Regarding this, exactly. Fast (2008, 16) specifies that the realization of the /ai/ diphthong is /ei/ (this means [ɨi]) after consonants that are not in the first syllable of the word. In our dataset, this result in ai > ɨi and $ai > ai, since there is only one word that contains the diphthong in the first syllable (the other case is a suffix).

MuffinLinwist commented 3 months ago
  • Candoshi /mp/: coarticulation, one segment?

According to Overall (2023, 620, 622), seems to be more of NC cluster rather than one segment.

MuffinLinwist commented 3 months ago

Some Iquito examples:

  • i !í/i w aː s i
  • j aː w !ɨ́/ɨ ɨ n i
  • s u !ú/u kʷ a r a n a

etc. You could load the d_northperulex.tsv file from analysis/ into your local edictor (lingulsit.de/edev/) and check the Iquito data for other cases. They all have some accents involved, which is why they were probably skipped.

This is fixed.

MuffinLinwist commented 3 months ago

I checked the nasalization in all the languages and only found one cogid in Waorani (COGID 28) that could benefit from the separation, so I'm re-uniting all the tildes with their respective vowels on the dataset.

MuffinLinwist commented 3 months ago

@FredericBlum, with the latest push on the PR #14, all of the problems here have been addressed. I reference your comments here again and a brief comment on their resolution:

  • /j̃/ en Arabela, que no deberiamos poner como /j ~/ sino verificar que vaina es

Adapted your suggested changes. Now we have /j̃/ as [!h̃/h]

  • Probably add long vowels to Shuar

Adapted this. Now we have long vowels for Shuar in the dataset.

  • Nasalización en Ashuar, no hay razon por el momento para separar la nasalizacion de los vocales, mejor de ũ > u ~ (ahora) a ũ > !ũ/u
  • El problema de separar la nasalizacion está en muchas variedades, habria que chequear

Adapted this. Now all of the tildes in the dataset are unified to their respective vowels

  • !ái/ɨi : este caso me parece raro tb. Probablemente hemos hablado de eso ya, pero si esa es la correspondencia, no hace falta la slash annotation

This is in fact, due to the diphthong.

  • Arabela /ue/ habria que chequear tb

Didn't find enough evidence for the diphthong on any source. Was not adapted.

  • long vowels in Iquito

This was fixed and currently all the long vowels not recognized due to tildes are correctly represented as long vowels in our dataset.
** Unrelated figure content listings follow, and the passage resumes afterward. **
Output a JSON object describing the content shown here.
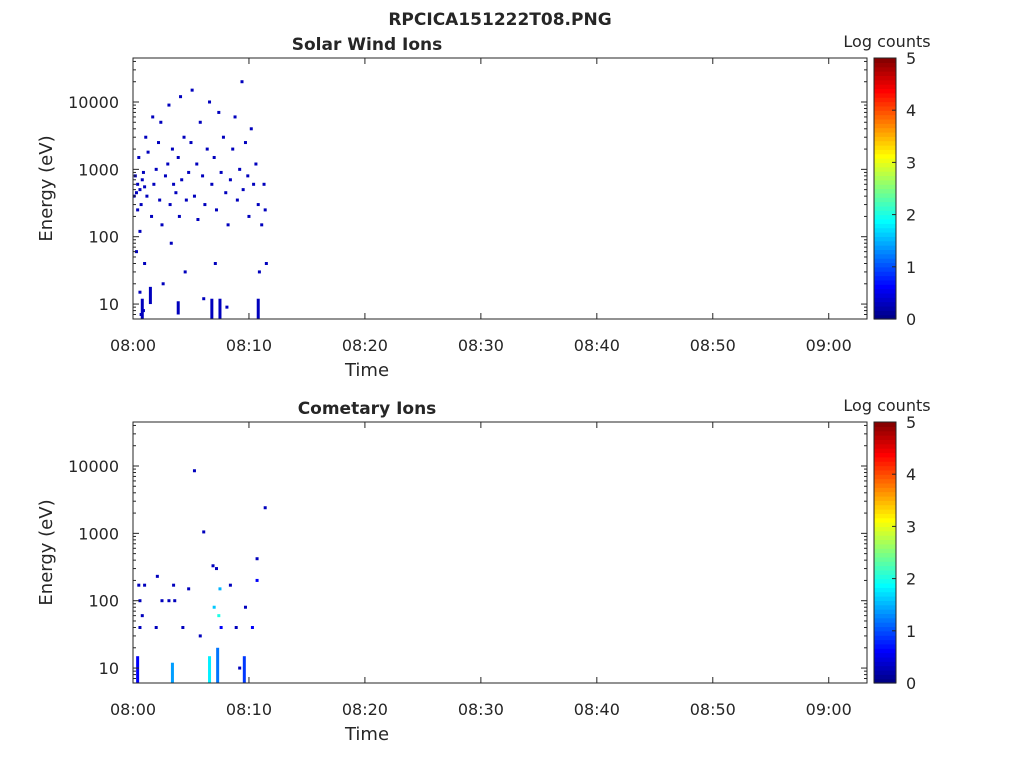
{
  "page_title": "RPCICA151222T08.PNG",
  "chart_data": [
    {
      "type": "heatmap",
      "title": "Solar Wind Ions",
      "xlabel": "Time",
      "ylabel": "Energy (eV)",
      "x_ticks": [
        "08:00",
        "08:10",
        "08:20",
        "08:30",
        "08:40",
        "08:50",
        "09:00"
      ],
      "x_range_minutes": [
        0,
        63.3
      ],
      "y_scale": "log",
      "y_ticks": [
        "10",
        "100",
        "1000",
        "10000"
      ],
      "y_range": [
        6,
        45000
      ],
      "colorbar": {
        "label": "Log counts",
        "range": [
          0,
          5
        ],
        "ticks": [
          "0",
          "1",
          "2",
          "3",
          "4",
          "5"
        ],
        "colormap": "jet"
      },
      "data_extent_minutes": [
        0,
        11.5
      ],
      "cells": [
        [
          0.2,
          800,
          0.3
        ],
        [
          0.4,
          600,
          0.3
        ],
        [
          0.6,
          500,
          0.3
        ],
        [
          0.3,
          450,
          0.3
        ],
        [
          0.8,
          700,
          0.3
        ],
        [
          0.5,
          1500,
          0.3
        ],
        [
          0.7,
          300,
          0.3
        ],
        [
          0.4,
          250,
          0.3
        ],
        [
          0.9,
          900,
          0.3
        ],
        [
          1.0,
          550,
          0.3
        ],
        [
          1.2,
          400,
          0.3
        ],
        [
          1.3,
          1800,
          0.3
        ],
        [
          1.1,
          3000,
          0.3
        ],
        [
          0.6,
          120,
          0.3
        ],
        [
          0.3,
          60,
          0.3
        ],
        [
          0.6,
          15,
          0.3
        ],
        [
          0.9,
          8,
          0.3
        ],
        [
          0.7,
          7,
          0.3
        ],
        [
          1.0,
          40,
          0.3
        ],
        [
          1.6,
          200,
          0.3
        ],
        [
          1.8,
          600,
          0.3
        ],
        [
          2.0,
          1000,
          0.3
        ],
        [
          2.2,
          2500,
          0.3
        ],
        [
          1.7,
          6000,
          0.3
        ],
        [
          2.3,
          350,
          0.3
        ],
        [
          2.5,
          150,
          0.3
        ],
        [
          2.4,
          5000,
          0.3
        ],
        [
          2.6,
          20,
          0.3
        ],
        [
          2.8,
          800,
          0.3
        ],
        [
          3.0,
          1200,
          0.3
        ],
        [
          3.2,
          300,
          0.3
        ],
        [
          3.4,
          2000,
          0.3
        ],
        [
          3.1,
          9000,
          0.3
        ],
        [
          3.3,
          80,
          0.3
        ],
        [
          3.5,
          600,
          0.3
        ],
        [
          3.7,
          450,
          0.3
        ],
        [
          3.9,
          1500,
          0.3
        ],
        [
          4.0,
          200,
          0.3
        ],
        [
          4.2,
          700,
          0.3
        ],
        [
          4.1,
          12000,
          0.3
        ],
        [
          4.4,
          3000,
          0.3
        ],
        [
          4.6,
          350,
          0.3
        ],
        [
          4.5,
          30,
          0.3
        ],
        [
          4.8,
          900,
          0.3
        ],
        [
          5.0,
          2500,
          0.3
        ],
        [
          5.1,
          15000,
          0.3
        ],
        [
          5.3,
          400,
          0.3
        ],
        [
          5.5,
          1200,
          0.3
        ],
        [
          5.6,
          180,
          0.3
        ],
        [
          5.8,
          5000,
          0.3
        ],
        [
          6.0,
          800,
          0.3
        ],
        [
          6.2,
          300,
          0.3
        ],
        [
          6.1,
          12,
          0.3
        ],
        [
          6.4,
          2000,
          0.3
        ],
        [
          6.6,
          10000,
          0.3
        ],
        [
          6.8,
          600,
          0.3
        ],
        [
          7.0,
          1500,
          0.3
        ],
        [
          7.2,
          250,
          0.3
        ],
        [
          7.1,
          40,
          0.3
        ],
        [
          7.4,
          7000,
          0.3
        ],
        [
          7.6,
          900,
          0.3
        ],
        [
          7.8,
          3000,
          0.3
        ],
        [
          8.0,
          450,
          0.3
        ],
        [
          8.2,
          150,
          0.3
        ],
        [
          8.1,
          9,
          0.3
        ],
        [
          8.4,
          700,
          0.3
        ],
        [
          8.6,
          2000,
          0.3
        ],
        [
          8.8,
          6000,
          0.3
        ],
        [
          9.0,
          350,
          0.3
        ],
        [
          9.2,
          1000,
          0.3
        ],
        [
          9.4,
          20000,
          0.3
        ],
        [
          9.5,
          500,
          0.3
        ],
        [
          9.7,
          2500,
          0.3
        ],
        [
          9.9,
          800,
          0.3
        ],
        [
          10.0,
          200,
          0.3
        ],
        [
          10.2,
          4000,
          0.3
        ],
        [
          10.4,
          600,
          0.3
        ],
        [
          10.6,
          1200,
          0.3
        ],
        [
          10.8,
          300,
          0.3
        ],
        [
          10.9,
          30,
          0.3
        ],
        [
          11.1,
          150,
          0.3
        ],
        [
          11.3,
          600,
          0.3
        ],
        [
          11.4,
          250,
          0.3
        ],
        [
          11.5,
          40,
          0.3
        ],
        [
          0.1,
          400,
          0.3
        ]
      ],
      "columns": [
        [
          0.8,
          6,
          12,
          0.3
        ],
        [
          1.5,
          10,
          18,
          0.3
        ],
        [
          3.9,
          7,
          11,
          0.3
        ],
        [
          6.8,
          6,
          12,
          0.3
        ],
        [
          7.5,
          6,
          12,
          0.3
        ],
        [
          10.8,
          6,
          12,
          0.3
        ]
      ]
    },
    {
      "type": "heatmap",
      "title": "Cometary Ions",
      "xlabel": "Time",
      "ylabel": "Energy (eV)",
      "x_ticks": [
        "08:00",
        "08:10",
        "08:20",
        "08:30",
        "08:40",
        "08:50",
        "09:00"
      ],
      "x_range_minutes": [
        0,
        63.3
      ],
      "y_scale": "log",
      "y_ticks": [
        "10",
        "100",
        "1000",
        "10000"
      ],
      "y_range": [
        6,
        45000
      ],
      "colorbar": {
        "label": "Log counts",
        "range": [
          0,
          5
        ],
        "ticks": [
          "0",
          "1",
          "2",
          "3",
          "4",
          "5"
        ],
        "colormap": "jet"
      },
      "data_extent_minutes": [
        0,
        11.5
      ],
      "cells": [
        [
          0.5,
          170,
          0.3
        ],
        [
          1.0,
          170,
          0.3
        ],
        [
          0.6,
          100,
          0.3
        ],
        [
          0.8,
          60,
          0.3
        ],
        [
          0.6,
          40,
          0.3
        ],
        [
          2.1,
          230,
          0.3
        ],
        [
          2.5,
          100,
          0.3
        ],
        [
          3.1,
          100,
          0.3
        ],
        [
          3.6,
          100,
          0.3
        ],
        [
          2.0,
          40,
          0.3
        ],
        [
          3.5,
          170,
          0.3
        ],
        [
          4.3,
          40,
          0.3
        ],
        [
          4.8,
          150,
          0.3
        ],
        [
          5.3,
          8500,
          0.3
        ],
        [
          6.1,
          1050,
          0.3
        ],
        [
          6.9,
          330,
          0.3
        ],
        [
          7.2,
          300,
          0.3
        ],
        [
          7.0,
          80,
          1.6
        ],
        [
          7.4,
          60,
          2.0
        ],
        [
          7.5,
          150,
          1.5
        ],
        [
          7.6,
          40,
          0.6
        ],
        [
          8.4,
          170,
          0.3
        ],
        [
          8.9,
          40,
          0.3
        ],
        [
          9.7,
          80,
          0.3
        ],
        [
          10.3,
          40,
          0.6
        ],
        [
          10.7,
          200,
          0.6
        ],
        [
          10.7,
          420,
          0.3
        ],
        [
          11.4,
          2400,
          0.3
        ],
        [
          9.2,
          10,
          0.3
        ],
        [
          5.8,
          30,
          0.3
        ]
      ],
      "columns": [
        [
          0.4,
          6,
          15,
          0.6
        ],
        [
          3.4,
          6,
          12,
          1.4
        ],
        [
          6.6,
          6,
          15,
          1.8
        ],
        [
          7.3,
          6,
          20,
          1.2
        ],
        [
          9.6,
          6,
          15,
          0.9
        ]
      ]
    }
  ]
}
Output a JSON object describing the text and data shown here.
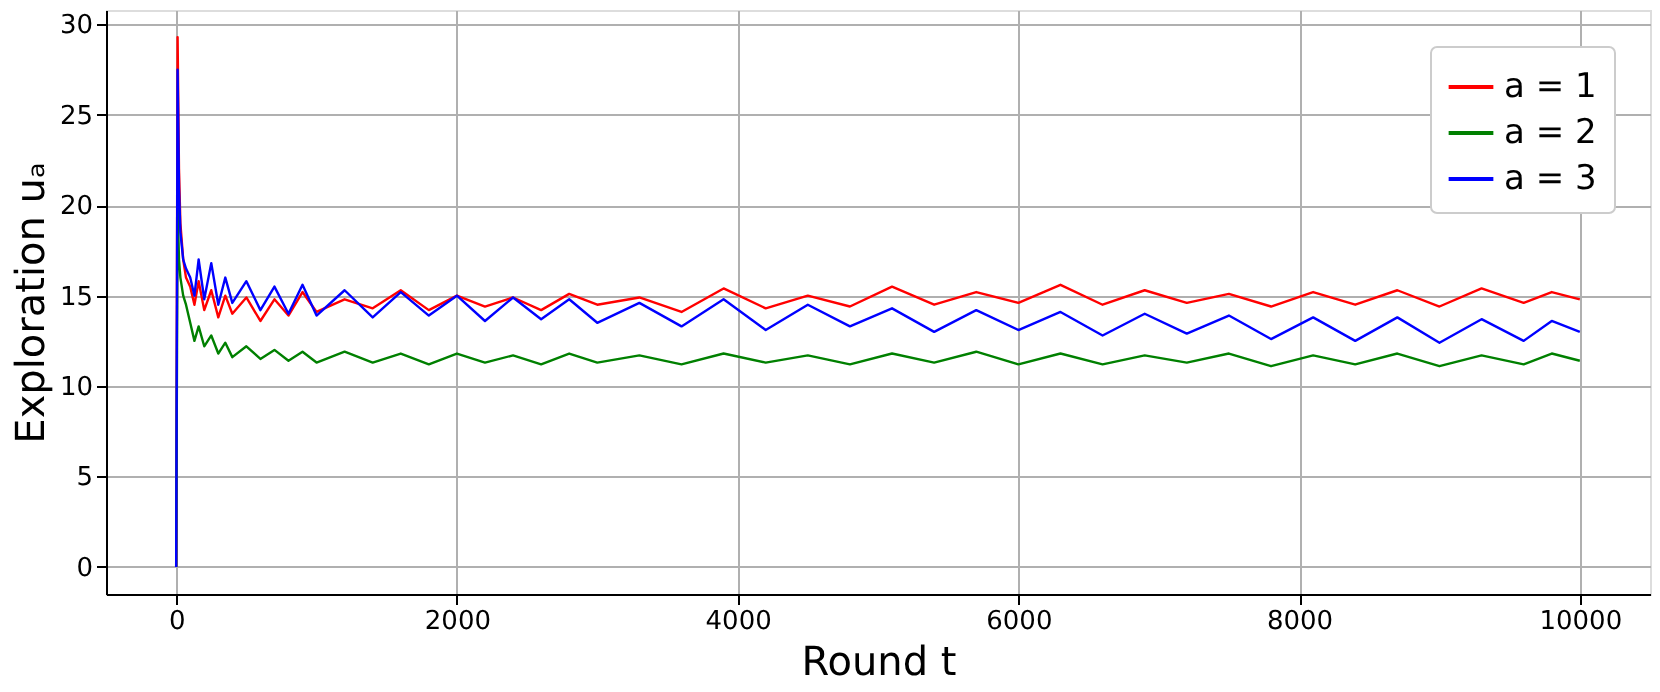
{
  "chart_data": {
    "type": "line",
    "xlabel": "Round t",
    "ylabel": "Exploration uₐ",
    "x": [
      0,
      10,
      20,
      30,
      50,
      70,
      100,
      130,
      160,
      200,
      250,
      300,
      350,
      400,
      500,
      600,
      700,
      800,
      900,
      1000,
      1200,
      1400,
      1600,
      1800,
      2000,
      2200,
      2400,
      2600,
      2800,
      3000,
      3300,
      3600,
      3900,
      4200,
      4500,
      4800,
      5100,
      5400,
      5700,
      6000,
      6300,
      6600,
      6900,
      7200,
      7500,
      7800,
      8100,
      8400,
      8700,
      9000,
      9300,
      9600,
      9800,
      10000
    ],
    "series": [
      {
        "name": "a = 1",
        "color": "#ff0000",
        "values": [
          0,
          29.3,
          22,
          19,
          17,
          16,
          15.5,
          14.5,
          15.8,
          14.2,
          15.3,
          13.8,
          15,
          14,
          14.9,
          13.6,
          14.8,
          13.9,
          15.2,
          14.1,
          14.8,
          14.3,
          15.3,
          14.2,
          15,
          14.4,
          14.9,
          14.2,
          15.1,
          14.5,
          14.9,
          14.1,
          15.4,
          14.3,
          15,
          14.4,
          15.5,
          14.5,
          15.2,
          14.6,
          15.6,
          14.5,
          15.3,
          14.6,
          15.1,
          14.4,
          15.2,
          14.5,
          15.3,
          14.4,
          15.4,
          14.6,
          15.2,
          14.8
        ]
      },
      {
        "name": "a = 2",
        "color": "#008000",
        "values": [
          0,
          20,
          17,
          16,
          15,
          14.5,
          13.5,
          12.5,
          13.3,
          12.2,
          12.8,
          11.8,
          12.4,
          11.6,
          12.2,
          11.5,
          12,
          11.4,
          11.9,
          11.3,
          11.9,
          11.3,
          11.8,
          11.2,
          11.8,
          11.3,
          11.7,
          11.2,
          11.8,
          11.3,
          11.7,
          11.2,
          11.8,
          11.3,
          11.7,
          11.2,
          11.8,
          11.3,
          11.9,
          11.2,
          11.8,
          11.2,
          11.7,
          11.3,
          11.8,
          11.1,
          11.7,
          11.2,
          11.8,
          11.1,
          11.7,
          11.2,
          11.8,
          11.4
        ]
      },
      {
        "name": "a = 3",
        "color": "#0000ff",
        "values": [
          0,
          27.5,
          21,
          18.5,
          17,
          16.5,
          16,
          15,
          17,
          14.8,
          16.8,
          14.5,
          16,
          14.6,
          15.8,
          14.2,
          15.5,
          14,
          15.6,
          13.9,
          15.3,
          13.8,
          15.2,
          13.9,
          15,
          13.6,
          14.9,
          13.7,
          14.8,
          13.5,
          14.6,
          13.3,
          14.8,
          13.1,
          14.5,
          13.3,
          14.3,
          13,
          14.2,
          13.1,
          14.1,
          12.8,
          14,
          12.9,
          13.9,
          12.6,
          13.8,
          12.5,
          13.8,
          12.4,
          13.7,
          12.5,
          13.6,
          13
        ]
      }
    ],
    "xlim": [
      -500,
      10500
    ],
    "ylim": [
      -1.5,
      30.8
    ],
    "xticks": [
      0,
      2000,
      4000,
      6000,
      8000,
      10000
    ],
    "yticks": [
      0,
      5,
      10,
      15,
      20,
      25,
      30
    ],
    "grid": true,
    "legend": "top right",
    "marker": "none",
    "line_style": "solid"
  }
}
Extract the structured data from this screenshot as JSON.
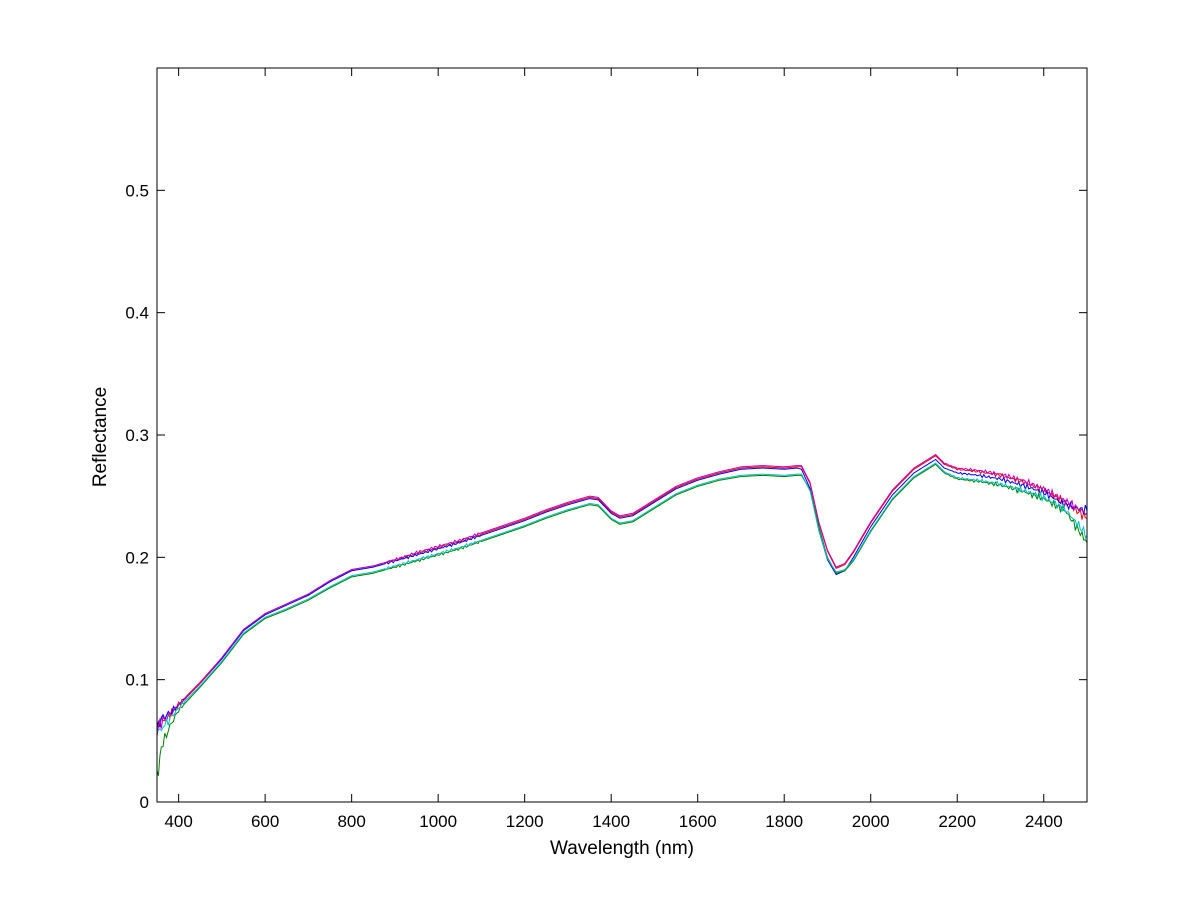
{
  "chart_data": {
    "type": "line",
    "title": "",
    "xlabel": "Wavelength (nm)",
    "ylabel": "Reflectance",
    "xlim": [
      350,
      2500
    ],
    "ylim": [
      0,
      0.6
    ],
    "xticks": [
      400,
      600,
      800,
      1000,
      1200,
      1400,
      1600,
      1800,
      2000,
      2200,
      2400
    ],
    "yticks": [
      0,
      0.1,
      0.2,
      0.3,
      0.4,
      0.5
    ],
    "ytick_labels": [
      "0",
      "0.1",
      "0.2",
      "0.3",
      "0.4",
      "0.5"
    ],
    "grid": false,
    "legend": "none",
    "series": [
      {
        "color": "#ff0000",
        "x": [
          350,
          360,
          380,
          400,
          450,
          500,
          550,
          600,
          650,
          700,
          750,
          800,
          850,
          900,
          950,
          1000,
          1050,
          1100,
          1150,
          1200,
          1250,
          1300,
          1350,
          1370,
          1400,
          1420,
          1450,
          1500,
          1550,
          1600,
          1650,
          1700,
          1750,
          1800,
          1830,
          1840,
          1860,
          1880,
          1900,
          1920,
          1940,
          1960,
          2000,
          2050,
          2100,
          2150,
          2170,
          2200,
          2250,
          2300,
          2350,
          2400,
          2450,
          2500
        ],
        "y": [
          0.06,
          0.066,
          0.072,
          0.08,
          0.098,
          0.118,
          0.141,
          0.154,
          0.162,
          0.17,
          0.181,
          0.19,
          0.193,
          0.198,
          0.203,
          0.208,
          0.213,
          0.219,
          0.225,
          0.231,
          0.238,
          0.244,
          0.249,
          0.248,
          0.237,
          0.233,
          0.235,
          0.246,
          0.257,
          0.264,
          0.269,
          0.273,
          0.274,
          0.273,
          0.274,
          0.274,
          0.26,
          0.228,
          0.205,
          0.191,
          0.194,
          0.204,
          0.228,
          0.254,
          0.272,
          0.283,
          0.276,
          0.272,
          0.27,
          0.267,
          0.262,
          0.255,
          0.245,
          0.232
        ]
      },
      {
        "color": "#0000ff",
        "x": [
          350,
          360,
          380,
          400,
          450,
          500,
          550,
          600,
          650,
          700,
          750,
          800,
          850,
          900,
          950,
          1000,
          1050,
          1100,
          1150,
          1200,
          1250,
          1300,
          1350,
          1370,
          1400,
          1420,
          1450,
          1500,
          1550,
          1600,
          1650,
          1700,
          1750,
          1800,
          1830,
          1840,
          1860,
          1880,
          1900,
          1920,
          1940,
          1960,
          2000,
          2050,
          2100,
          2150,
          2170,
          2200,
          2250,
          2300,
          2350,
          2400,
          2450,
          2500
        ],
        "y": [
          0.062,
          0.068,
          0.073,
          0.079,
          0.097,
          0.117,
          0.14,
          0.153,
          0.161,
          0.169,
          0.18,
          0.189,
          0.192,
          0.197,
          0.202,
          0.207,
          0.212,
          0.218,
          0.224,
          0.23,
          0.237,
          0.243,
          0.248,
          0.247,
          0.236,
          0.232,
          0.234,
          0.245,
          0.256,
          0.263,
          0.268,
          0.272,
          0.273,
          0.272,
          0.273,
          0.272,
          0.256,
          0.222,
          0.198,
          0.186,
          0.189,
          0.2,
          0.225,
          0.251,
          0.269,
          0.28,
          0.273,
          0.269,
          0.267,
          0.264,
          0.259,
          0.253,
          0.243,
          0.238
        ]
      },
      {
        "color": "#bf00bf",
        "x": [
          350,
          360,
          380,
          400,
          450,
          500,
          550,
          600,
          650,
          700,
          750,
          800,
          850,
          900,
          950,
          1000,
          1050,
          1100,
          1150,
          1200,
          1250,
          1300,
          1350,
          1370,
          1400,
          1420,
          1450,
          1500,
          1550,
          1600,
          1650,
          1700,
          1750,
          1800,
          1830,
          1840,
          1860,
          1880,
          1900,
          1920,
          1940,
          1960,
          2000,
          2050,
          2100,
          2150,
          2170,
          2200,
          2250,
          2300,
          2350,
          2400,
          2450,
          2500
        ],
        "y": [
          0.058,
          0.065,
          0.071,
          0.079,
          0.097,
          0.118,
          0.141,
          0.154,
          0.162,
          0.17,
          0.181,
          0.19,
          0.193,
          0.198,
          0.204,
          0.209,
          0.214,
          0.22,
          0.226,
          0.232,
          0.239,
          0.245,
          0.25,
          0.249,
          0.238,
          0.234,
          0.236,
          0.247,
          0.258,
          0.265,
          0.27,
          0.274,
          0.275,
          0.274,
          0.275,
          0.275,
          0.261,
          0.229,
          0.206,
          0.192,
          0.195,
          0.205,
          0.229,
          0.255,
          0.273,
          0.284,
          0.277,
          0.273,
          0.271,
          0.268,
          0.263,
          0.256,
          0.246,
          0.236
        ]
      },
      {
        "color": "#008000",
        "x": [
          350,
          360,
          380,
          400,
          450,
          500,
          550,
          600,
          650,
          700,
          750,
          800,
          850,
          900,
          950,
          1000,
          1050,
          1100,
          1150,
          1200,
          1250,
          1300,
          1350,
          1370,
          1400,
          1420,
          1450,
          1500,
          1550,
          1600,
          1650,
          1700,
          1750,
          1800,
          1830,
          1840,
          1860,
          1880,
          1900,
          1920,
          1940,
          1960,
          2000,
          2050,
          2100,
          2150,
          2170,
          2200,
          2250,
          2300,
          2350,
          2400,
          2450,
          2500
        ],
        "y": [
          0.02,
          0.045,
          0.062,
          0.075,
          0.094,
          0.114,
          0.137,
          0.15,
          0.157,
          0.165,
          0.175,
          0.184,
          0.187,
          0.192,
          0.197,
          0.202,
          0.207,
          0.213,
          0.219,
          0.225,
          0.232,
          0.238,
          0.243,
          0.242,
          0.231,
          0.227,
          0.229,
          0.24,
          0.251,
          0.258,
          0.263,
          0.266,
          0.267,
          0.266,
          0.267,
          0.267,
          0.255,
          0.225,
          0.2,
          0.187,
          0.189,
          0.197,
          0.221,
          0.247,
          0.265,
          0.276,
          0.269,
          0.264,
          0.262,
          0.259,
          0.254,
          0.248,
          0.238,
          0.212
        ]
      },
      {
        "color": "#00bfbf",
        "x": [
          350,
          360,
          380,
          400,
          450,
          500,
          550,
          600,
          650,
          700,
          750,
          800,
          850,
          900,
          950,
          1000,
          1050,
          1100,
          1150,
          1200,
          1250,
          1300,
          1350,
          1370,
          1400,
          1420,
          1450,
          1500,
          1550,
          1600,
          1650,
          1700,
          1750,
          1800,
          1830,
          1840,
          1860,
          1880,
          1900,
          1920,
          1940,
          1960,
          2000,
          2050,
          2100,
          2150,
          2170,
          2200,
          2250,
          2300,
          2350,
          2400,
          2450,
          2500
        ],
        "y": [
          0.055,
          0.06,
          0.068,
          0.077,
          0.095,
          0.115,
          0.138,
          0.151,
          0.158,
          0.166,
          0.176,
          0.185,
          0.188,
          0.193,
          0.198,
          0.203,
          0.208,
          0.214,
          0.22,
          0.226,
          0.233,
          0.239,
          0.244,
          0.243,
          0.232,
          0.228,
          0.23,
          0.241,
          0.252,
          0.259,
          0.264,
          0.267,
          0.268,
          0.267,
          0.268,
          0.268,
          0.254,
          0.222,
          0.199,
          0.188,
          0.19,
          0.198,
          0.222,
          0.248,
          0.266,
          0.277,
          0.27,
          0.265,
          0.263,
          0.26,
          0.255,
          0.249,
          0.239,
          0.218
        ]
      }
    ]
  }
}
  • Candoshi /mp/: coarticulation, one segment?

Didn't find enough evidence for this. Was not adapted.

  • Shuar diphtongs are missing

I fxed the problem related to the accent of diphthongs not catched by the previous version of the ortho-profile. Sources, however, are not really clear on other diphthongs that may exist in the language.

If you see everything fit, we can close this issue after merging the PR.